We could act like four year olds and stop there, but then we would miss out what is happening in the longer arc. Ezekiel, beginning his prophetic ministry in his early 30s is both re-enacting the sins of God’s covenant people and showing the future destruction of the city while he and his 2,999 other Jewish elites are in Babylonian exile. Through a very colorful display, God is trying to get his covenant people to deal with their collective sin – turning away from God as their king, moving out of being one people, and losing hope about their future. I think this is an engaging liturgical theater rife with politics, certainly causing problems but useful to God’s cause of restoring the covenant people back to the path of God’s harmony. Then comes a lot more preparation before the more popular word about Sodom and finally the dead dead dead things being made alive again.

I can’t help but wonder what God might be calling the covenant people in Jesus to do about our

One artist’s rendition of what Columbus Day is really celebrating

collective sins in North America. For starters, I’m concerned with the systems that benefit a small group to the exclusion of many trough the land theft/abuse and genocide of the people God made a covenant with about taking care of this land thousands of years ago and the Trans-Atlantic slave trade and generations of rape and forced unfree labor of Africans. How long will our sisters and brothers in Christ shrug off dealing with this set of unreconciled brokenness with “you still talking about that?” “shouldn’t you just get over it?” or “it’s really not racial injustice any more – it’s really a class issue.”

I don’t think Jesus is laying more guilt trips, I think Jesus is empowering us to do something substantive about it. Through the work of the Creator of the universe, we are capable of experiencing a oneness with God/creation/one another that unravels these systems and forms a healing balm to the atrocities bringing us back to Shalom. Our question is less about whether we have the responsibility to deal with our collective sins. Our question has more to do with what we’ll do with our Spirit-filled imagination in the restoration of God’s Shalom.

Theatrics have been part of good protests as well as worship for a long time. I don’t have a high tolerance for regular worship to be overly theatrical, but I do love the occasional Christ-centered demonstration. Can using some symbolic acts – even costumes – help make a deeper point to people who might not otherwise pay attention or be interested?

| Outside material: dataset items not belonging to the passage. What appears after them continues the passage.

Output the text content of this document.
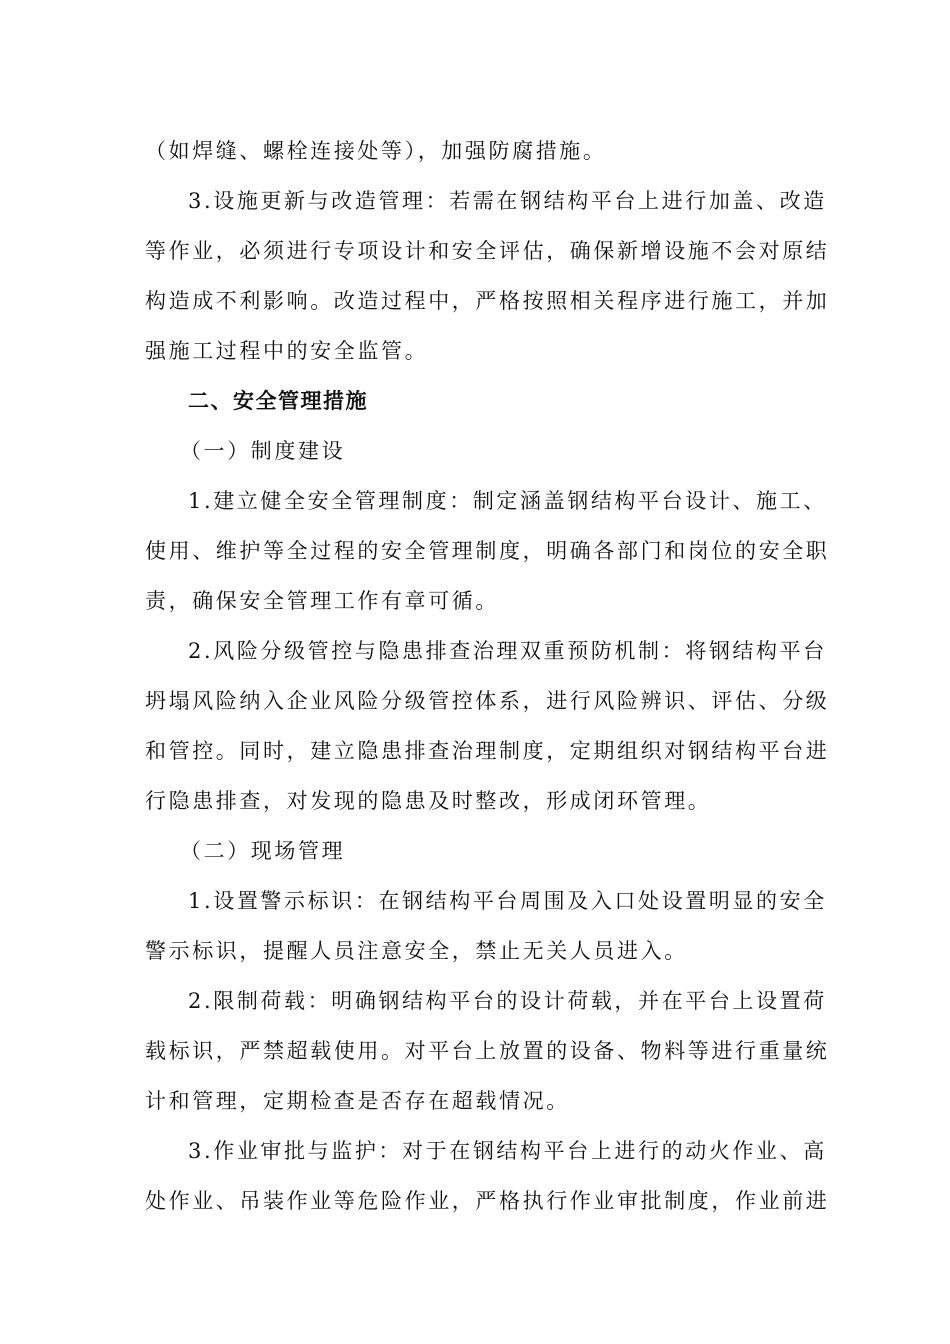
（如焊缝、螺栓连接处等），加强防腐措施。
3.设施更新与改造管理：若需在钢结构平台上进行加盖、改造
等作业，必须进行专项设计和安全评估，确保新增设施不会对原结
构造成不利影响。改造过程中，严格按照相关程序进行施工，并加
强施工过程中的安全监管。
二、安全管理措施
（一）制度建设
1.建立健全安全管理制度：制定涵盖钢结构平台设计、施工、
使用、维护等全过程的安全管理制度，明确各部门和岗位的安全职
责，确保安全管理工作有章可循。
2.风险分级管控与隐患排查治理双重预防机制：将钢结构平台
坍塌风险纳入企业风险分级管控体系，进行风险辨识、评估、分级
和管控。同时，建立隐患排查治理制度，定期组织对钢结构平台进
行隐患排查，对发现的隐患及时整改，形成闭环管理。
（二）现场管理
1.设置警示标识：在钢结构平台周围及入口处设置明显的安全
警示标识，提醒人员注意安全，禁止无关人员进入。
2.限制荷载：明确钢结构平台的设计荷载，并在平台上设置荷
载标识，严禁超载使用。对平台上放置的设备、物料等进行重量统
计和管理，定期检查是否存在超载情况。
3.作业审批与监护：对于在钢结构平台上进行的动火作业、高
处作业、吊装作业等危险作业，严格执行作业审批制度，作业前进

I think for many of us, like Ezekiel, the process will include suffering – but not as much as those who already suffered. If we use our prophetic imaginations, at least the suffering will be productive and the theater fun. Since around two billion people use dung for fuel (including our boy Ezekiel) can we not also use the proverbial excrement of life (our collective sins, personal failures,  etc) to fuel the daily bread of change?